Quand j’ai reçu le communiqué, j’ai répondu à l’envoyeur que je n’aime pas commenter les communiqués de l’armée surtout ceux de l’état-major général. Lors de l’affaire du viol de la française, nous n’avions pas hésité à critiquer la sortie télévisée d’un haut cadre de la sûreté nationale à ce sujet car nous avions à l’époque des témoignages proches de la famille de la victime. Inutile de commenter ces communiqués car vous ne trouverez nulle part au monde un état-major qui désavoue publiquement un soldat, ni même un ministre de l’intérieur qui s’en prenne ouvertement à un policier sous le coup d’une enquête pour bavure présumée et ce, même dans les vieilles démocratiques. Même au Vatican on essaie d’étouffer les scandales à propos des hommes d’église amateurs de petits garçons.
Il faut vraiment un scandale retentissant dans une démocratie pour que la hiérarchie prenne ses distances afin d’éviter la fureur des électeurs. Chez nous, on a vu récemment dans l’affaire au Ksar, vidéo à l’appui, un jeune déshabillé par des forces de l’ordre obligé de revenir sur ses déclarations et nier les faits qui se seraient produits dans un autre pays selon même notre ministre de l’économie à l’assemblée qui se mêle de ce qui ne le regarde pas.
Cette fois, on se permet un mot juste pour que l’état-major général des armées fasse des efforts en matière de communication non seulement pour améliorer sa crédibilité mais surtout pour ne pas qu’il y ait un conflit de version en matière de responsabilité par rapport à la sortie de la présidence.
Quand on lit ce communiqué avec plusieurs fautes d’orthographe certainement imputables à l’AMI, on retient que les services de sécurité ont agi en légitime défense : pourquoi alors le chef de l’état s’est-il excusé ? Il faudrait donc communiquer entre les services pour éviter ces divergences de responsabilité, ou du moins trouver des mots qui épargnent la sortie du chef de l’état.
Légitime défense présumée : selon le communiqué, la pirogue voulait foncer sur le bateau de surveillance dans le but de l’endommager.

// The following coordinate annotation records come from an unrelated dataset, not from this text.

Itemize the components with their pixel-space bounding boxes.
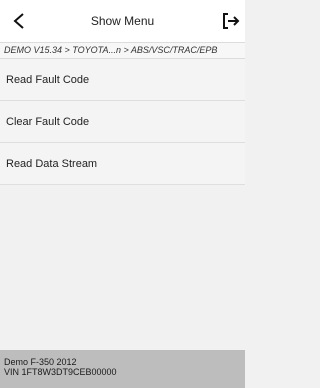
menu-list: Read Fault Code Clear Fault Code Read Da… (0, 59, 245, 185)
exit-button[interactable] (219, 8, 243, 34)
app-header: Show Menu (0, 0, 245, 42)
menu-item-label: Read Data Stream (6, 157, 98, 170)
menu-item-read-fault-code[interactable]: Read Fault Code (0, 59, 245, 101)
menu-item-read-data-stream[interactable]: Read Data Stream (0, 143, 245, 185)
chevron-left-icon (13, 13, 24, 29)
menu-item-label: Read Fault Code (6, 73, 90, 86)
page-title: Show Menu (90, 14, 155, 28)
menu-item-clear-fault-code[interactable]: Clear Fault Code (0, 101, 245, 143)
exit-icon (223, 13, 240, 29)
breadcrumb: DEMO V15.34 > TOYOTA...n > ABS/VSC/TRAC/… (0, 42, 245, 59)
menu-item-label: Clear Fault Code (6, 115, 90, 128)
vehicle-vin: VIN 1FT8W3DT9CEB00000 (4, 367, 117, 377)
back-button[interactable] (6, 8, 32, 34)
vehicle-name: Demo F-350 2012 (4, 357, 77, 367)
vehicle-info-footer: Demo F-350 2012 VIN 1FT8W3DT9CEB00000 (0, 350, 245, 388)
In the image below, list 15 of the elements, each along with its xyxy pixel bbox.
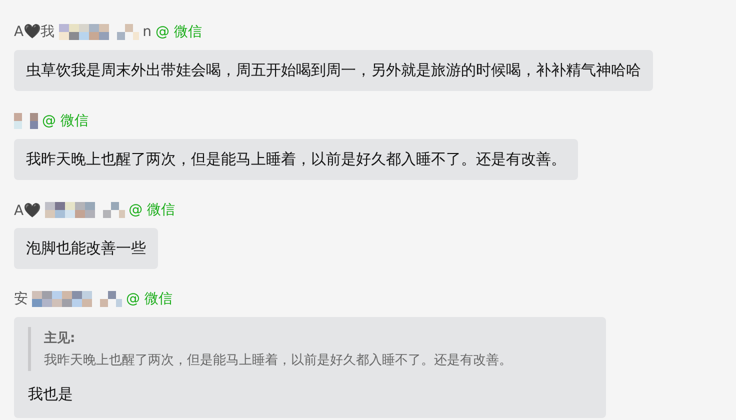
sender-name: n xyxy=(142,24,152,40)
sender-name: A🖤我 xyxy=(14,23,55,41)
source-label: @ 微信 xyxy=(42,112,88,130)
message-text: 我昨天晚上也醒了两次，但是能马上睡着，以前是好久都入睡不了。还是有改善。 xyxy=(26,150,566,169)
message-text: 我也是 xyxy=(28,385,74,404)
quote-author: 主见: xyxy=(44,330,76,347)
source-label: @ 微信 xyxy=(155,23,202,41)
source-label: @ 微信 xyxy=(128,201,176,219)
message-text: 虫草饮我是周末外出带娃会喝，周五开始喝到周一，另外就是旅游的时候喝，补补精气神哈哈 xyxy=(26,61,641,80)
pixelated-name-drawing xyxy=(14,113,38,129)
source-label: @ 微信 xyxy=(126,290,172,308)
sender-name: A🖤 xyxy=(14,202,41,218)
message-text: 泡脚也能改善一些 xyxy=(26,239,146,258)
quote-text: 我昨天晚上也醒了两次，但是能马上睡着，以前是好久都入睡不了。还是有改善。 xyxy=(44,352,513,369)
sender-name: 安 xyxy=(14,290,28,308)
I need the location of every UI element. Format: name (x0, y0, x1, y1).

Qui peut croire qu’une pirogue de pêcheurs armés de filets et peut-être de poissons comptait s’en prendre à un bateau militarisé comme des kamizases sans explosif n’ayant que leur embarcation en bois à fracasser contre un bateau de surveillance autrement plus solide et plein d’hommes armés prêts à faire feu ?
Une telle version ne peut venir que des responsables de l’équipage présents. L’état-major ne peut les désavouer et nous n’étions pas présents pour savoir ce qui s’est passé. Reste la crédibilité. Que va-t-il se passer quand les sénégalais survivants vont donner leur version ? Il ne restera quasiment rien du communiqué de l’état-major qui se termine sur un ton radical, estimant que les forces de sécurité ont droit d’user de tous les moyens à leurs dispositions pour protéger les eaux territoriales et leurs ressources.
Reste qu’invoquer un accident est une absurdité quand on sait que sur une pirogue de ce genre, le moteur est tout petit et le pilote est collé à l’engin. Il faut être un tireur d’élite avec une arme de sniper ou être à 1 m pour ne toucher que le moteur car tout tir vers l’un risque immanquablement de toucher l’autre sachant qu’ils tirent avec des armes de guerre.
Cela dit le communiqué nous apprend que cet incident regrettable est arrivé après 62 opérations des gardes-côtes et « ces opérations ont permis d’arraisonner 108 pirogues et d’interpeller 930 pécheurs sans enregistrer d’incidents et sans déplorer de pertes humaines. »
On peut dire bravo ! mais comment se fait-il que l’état mauritanien n’ait pas interpellé les sénégalais pour trouver une solution sécuritaire à deux pour en finir avec ces sorties intempestives ? Il fallait donner l’alerte plus tôt et quand l’incident est arrivé avec les pillages à saint-louis, notre ambassadeur à Dakar aurait dû courir sur les chaînes sénégalaises calmer le jeu et s’expliquer la situation avec les statistiques de l’armée.
On s’étonne que le communiqué ne dise pas un mot à propos de la lutte contre le terrorisme à nos frontières qui oblige toutes les forces sur terre, air et mer à être opérationnelles pour défendre le territoire. Aussi les pêcheurs sénégalais devraient éviter de se mettre en danger car les laisser passer peut donner des idées à des terroristes déguisés.
Cela dit, l’état-major général gagne la communication intérieure car le peuple est à majorité favorable à ce discours ferme et même assez dur à la fin. Aziz lui perd la communication intérieure et extérieure. Ses excuses n’étaient pas utiles avant les conclusions de l’enquête. Des regrets auraient suffi car les excuses impliquent la responsabilité de l’état mauritanien contrairement à une bavure présumée.